Quincy University's Forever Forward Campaign a success on many levels

Posted: Feb. 28, 2019 9:50 am

QUINCY University's aptly named Forever Forward campaign was celebrated last week as a $25.5 million success.

On the contrary, the campaign's success went far beyond the monetary donations. It also will enrich the university -- and the community -- educationally, culturally, spiritually and recreationally for decades to come.

Forever Forward was publicly launched in late 2015 after more than $15.25 million had been raised during a silent phase that had started in 2011. When the campaign went public, the university expected it would take until sometime in 2020 to raise the remaining funds to meet a $25 million goal.

Finished a year early and $500,000 beyond its goal, this is a fundraiser the community got behind.

Rich and Connie Niemann were among the first to put their money where their hearts were, donating $1 million for the Connie Niemann Center for Music. QU's Center for Science also benefitted from an anonymous gift of $2 million.
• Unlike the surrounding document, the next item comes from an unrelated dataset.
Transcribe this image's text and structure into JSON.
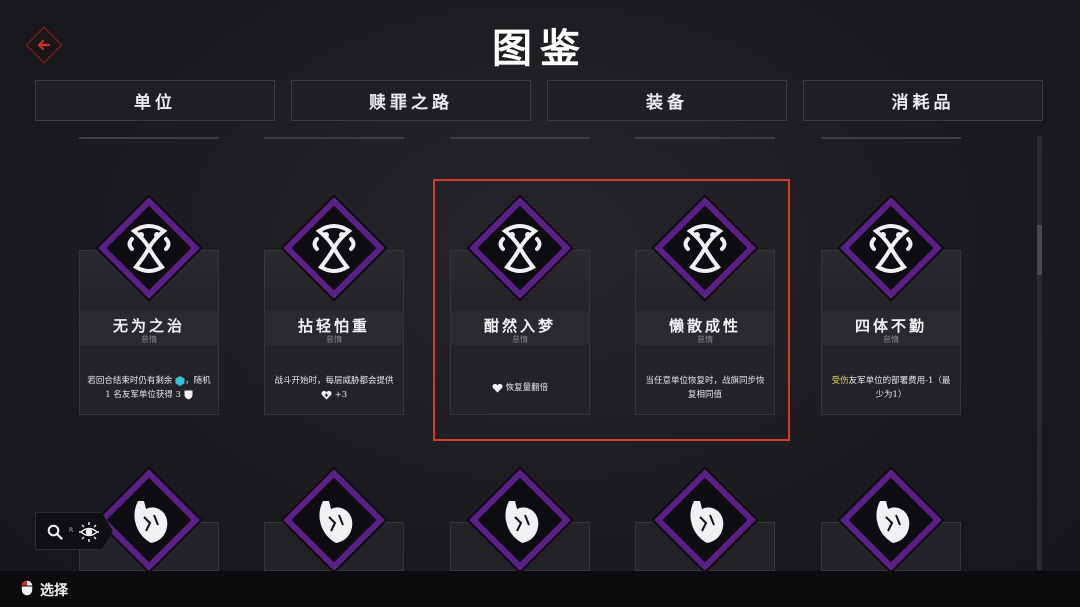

Julie Bell, vice president of advancement at QU, told The Herald-Whig that Forever Forward is "the start of a new culture for the university." Bell also made it clear this won't be the last campaign of its type.

"The projects in the campaign have enhanced the experiences of our students, both in and out of the classroom. These improvements, in turn, benefit the university's recruitment and retention efforts, which are critical to our financial sustainability."
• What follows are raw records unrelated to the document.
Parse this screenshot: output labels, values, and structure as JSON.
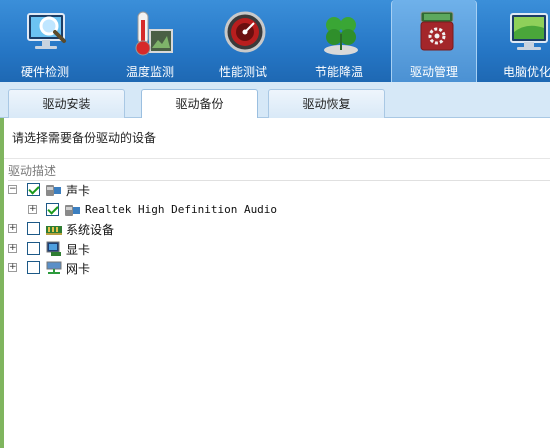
{
  "toolbar": {
    "items": [
      {
        "label": "硬件检测",
        "icon": "monitor-magnifier-icon"
      },
      {
        "label": "温度监测",
        "icon": "thermometer-icon"
      },
      {
        "label": "性能测试",
        "icon": "speedometer-icon"
      },
      {
        "label": "节能降温",
        "icon": "clover-icon"
      },
      {
        "label": "驱动管理",
        "icon": "driver-box-icon",
        "active": true
      },
      {
        "label": "电脑优化",
        "icon": "monitor-optimize-icon"
      }
    ]
  },
  "tabs": [
    {
      "label": "驱动安装"
    },
    {
      "label": "驱动备份",
      "active": true
    },
    {
      "label": "驱动恢复"
    }
  ],
  "prompt": "请选择需要备份驱动的设备",
  "column_header": "驱动描述",
  "tree": [
    {
      "label": "声卡",
      "expander": "−",
      "checked": true,
      "icon": "sound-card-icon"
    },
    {
      "label": "Realtek High Definition Audio",
      "expander": "+",
      "checked": true,
      "icon": "sound-card-icon"
    },
    {
      "label": "系统设备",
      "expander": "+",
      "checked": false,
      "icon": "system-device-icon"
    },
    {
      "label": "显卡",
      "expander": "+",
      "checked": false,
      "icon": "display-adapter-icon"
    },
    {
      "label": "网卡",
      "expander": "+",
      "checked": false,
      "icon": "network-adapter-icon"
    }
  ],
  "colors": {
    "toolbar_blue": "#2677c6",
    "tab_bar": "#d6e8f7",
    "check_green": "#1a9a1a"
  }
}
The campaign focused on strengthening endowment and modernizing facilities, including the Quincy Media Inc. Television Broadcast Studio, J. Kenneth Nesbit Student Success Center, Legends Stadium, renovations to QU Stadium, and restoration of the historic QU chapel.

Linda Moore and Bill Metzinger were co-chairmen of the campaign.

"With so many needs for scholarships, annual operating expenses and program improvements, it is important to consider long-term capital needs," Metzinger said.

Moore previously said the campaign and the university are focusing on "educating the whole person."

Founded in 1860, QU has an impressive campus that boasts many architecturally significant structures. Those roots matter, but to compete today the school also must meet the needs of today's students. Cutting-edge technology is a necessity to help recruit students.

At the same time the university has to stay affordable to attract new students.

Thanks to generous donors, the school will have funds to help walk that fine line between innovation, affordability and tradition to propel Quincy University forever forward.